Section 163.035 contains the provisions stemming from the customary use ordinance portion of the much-discussed House Bill (HB) 631. The section sets forth procedures to be used by local governments to affirm customary recreational use of the beach. Chapter 86, Florida Statutes deals with the jurisdiction of circuit and county courts and states, in part, “The circuit and county courts have jurisdiction within their respective jurisdictional amounts to declare rights, statues, and other equitable or legal relations whether or not further relief is or could be claimed.”
Court jurisdiction over persons, their property and interest was another matter dealt with in the court order. This type of jurisdiction is established by service of process/notification.
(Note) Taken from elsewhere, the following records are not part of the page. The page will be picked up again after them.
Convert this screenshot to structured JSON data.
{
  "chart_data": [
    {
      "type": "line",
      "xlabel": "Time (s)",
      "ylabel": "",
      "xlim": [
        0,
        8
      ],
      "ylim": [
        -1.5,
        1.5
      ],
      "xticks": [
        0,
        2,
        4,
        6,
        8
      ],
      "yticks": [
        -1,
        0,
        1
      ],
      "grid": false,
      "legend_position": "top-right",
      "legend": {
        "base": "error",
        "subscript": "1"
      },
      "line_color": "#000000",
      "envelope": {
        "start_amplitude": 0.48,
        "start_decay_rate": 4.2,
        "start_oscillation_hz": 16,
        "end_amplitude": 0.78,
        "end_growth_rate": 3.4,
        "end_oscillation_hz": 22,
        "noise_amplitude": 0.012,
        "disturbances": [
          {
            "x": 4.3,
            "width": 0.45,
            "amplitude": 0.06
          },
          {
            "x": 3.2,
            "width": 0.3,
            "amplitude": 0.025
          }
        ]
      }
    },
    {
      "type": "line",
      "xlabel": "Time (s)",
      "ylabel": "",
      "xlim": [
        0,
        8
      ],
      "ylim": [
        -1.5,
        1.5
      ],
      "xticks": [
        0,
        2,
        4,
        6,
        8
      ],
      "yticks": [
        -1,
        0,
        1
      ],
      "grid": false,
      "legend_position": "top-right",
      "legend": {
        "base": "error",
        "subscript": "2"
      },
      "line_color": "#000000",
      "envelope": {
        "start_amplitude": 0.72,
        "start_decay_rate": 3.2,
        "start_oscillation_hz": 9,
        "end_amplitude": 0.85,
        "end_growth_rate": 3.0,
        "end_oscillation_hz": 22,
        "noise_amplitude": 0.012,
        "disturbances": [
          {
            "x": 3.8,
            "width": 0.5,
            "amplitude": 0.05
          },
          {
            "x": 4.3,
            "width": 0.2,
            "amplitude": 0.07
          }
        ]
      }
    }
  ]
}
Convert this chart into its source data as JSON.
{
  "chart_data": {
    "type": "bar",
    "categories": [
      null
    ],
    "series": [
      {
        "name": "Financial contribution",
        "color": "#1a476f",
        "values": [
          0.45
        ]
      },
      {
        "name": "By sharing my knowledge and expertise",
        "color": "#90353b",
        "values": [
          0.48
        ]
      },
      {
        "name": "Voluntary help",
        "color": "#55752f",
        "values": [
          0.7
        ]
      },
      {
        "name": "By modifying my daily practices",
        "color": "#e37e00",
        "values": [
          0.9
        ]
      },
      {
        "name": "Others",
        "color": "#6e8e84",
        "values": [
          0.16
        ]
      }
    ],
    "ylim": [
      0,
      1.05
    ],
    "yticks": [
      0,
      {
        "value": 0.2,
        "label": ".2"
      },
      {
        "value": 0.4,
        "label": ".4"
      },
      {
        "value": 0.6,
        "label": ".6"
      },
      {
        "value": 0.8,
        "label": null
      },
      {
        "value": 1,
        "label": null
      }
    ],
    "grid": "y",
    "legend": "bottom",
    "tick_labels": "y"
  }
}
Section 163.035 sets detailed, specific requirements for local governments to follow in connection with a notice of intent to file a complaint to affirm recreational customary use, and in connection with filing a complaint to affirm recreational customary use, with the same requirements applying for both, and with notification to be provided to owners of property subject to these actions.
At the Oct. 21 hearing, Walton County’s legal counsel had reported that there remained 39 beachfront property owners who had not moved to intervene in the action and for which the county had not received return receipts for the notice mailed out of the filing of the complaint. Walton County Attorney Sidney Noyes also stated that five of those 39 property owners had refused service of the mailing. The county representatives had argued that Walton County had gone “over and above” the notification requirements, with notices having been mailed out at least six times to each of the 39 remaining property owners and seven or eight times for some of those.
Dunaway had countered, “They have not met their statutory requirements.” He credited the county with being “diligent” but maintained that they had not been successful in providing notification to all parties, which, he argued, was what was legally required.
While determining that parties who had filed to intervene in the action without raising objection to the court’s jurisdiction had, in doing so, “waived any objections they might have had to the jurisdiction of the court over them,” Judge Green also made a finding that, “the notices provided to the owners who have not intervened in this action did not contain the information specifically required by statute.” He also observed that newspaper notices published about the complaint did not provide a date of receipt for the notice or final date for intervention and therefore did not meet a requirement for property owners to be given 45 days after they were notified to intervene in the case.
In summary, Judge Green concluded that the court does have subject matter jurisdiction, that the court has jurisdiction over the parties who had moved to intervene without challenging the court’s jurisdiction at the time the motions to intervene were filed, and that the court lacks jurisdiction over parties who had acted to challenge the court’s jurisdiction and who had taken no other action that would “submit them to the jurisdiction of the court.”
While the majority of the owners of the nearly 1,200 parcels that are the subject of the complaint have moved to intervene without challenging the court’s jurisdiction, hundreds of property owners would likely fall outside the court’s jurisdiction as a result of the court ruling.
The order also specified that an existing stay on the action/complaint would remain in effect at least until the next hearings in the case. These are scheduled to begin at 9 a.m. on Nov. 12.
An amended order was issued on Oct. 30 to correct a scrivener’s error in the Oct. 25 court order. This was followed by a corrected amended order issued on Nov. 4 to reverse an unintentional change to another part of the document that had accompanied the scrivener’s error correction in the Oct. 30 amended order.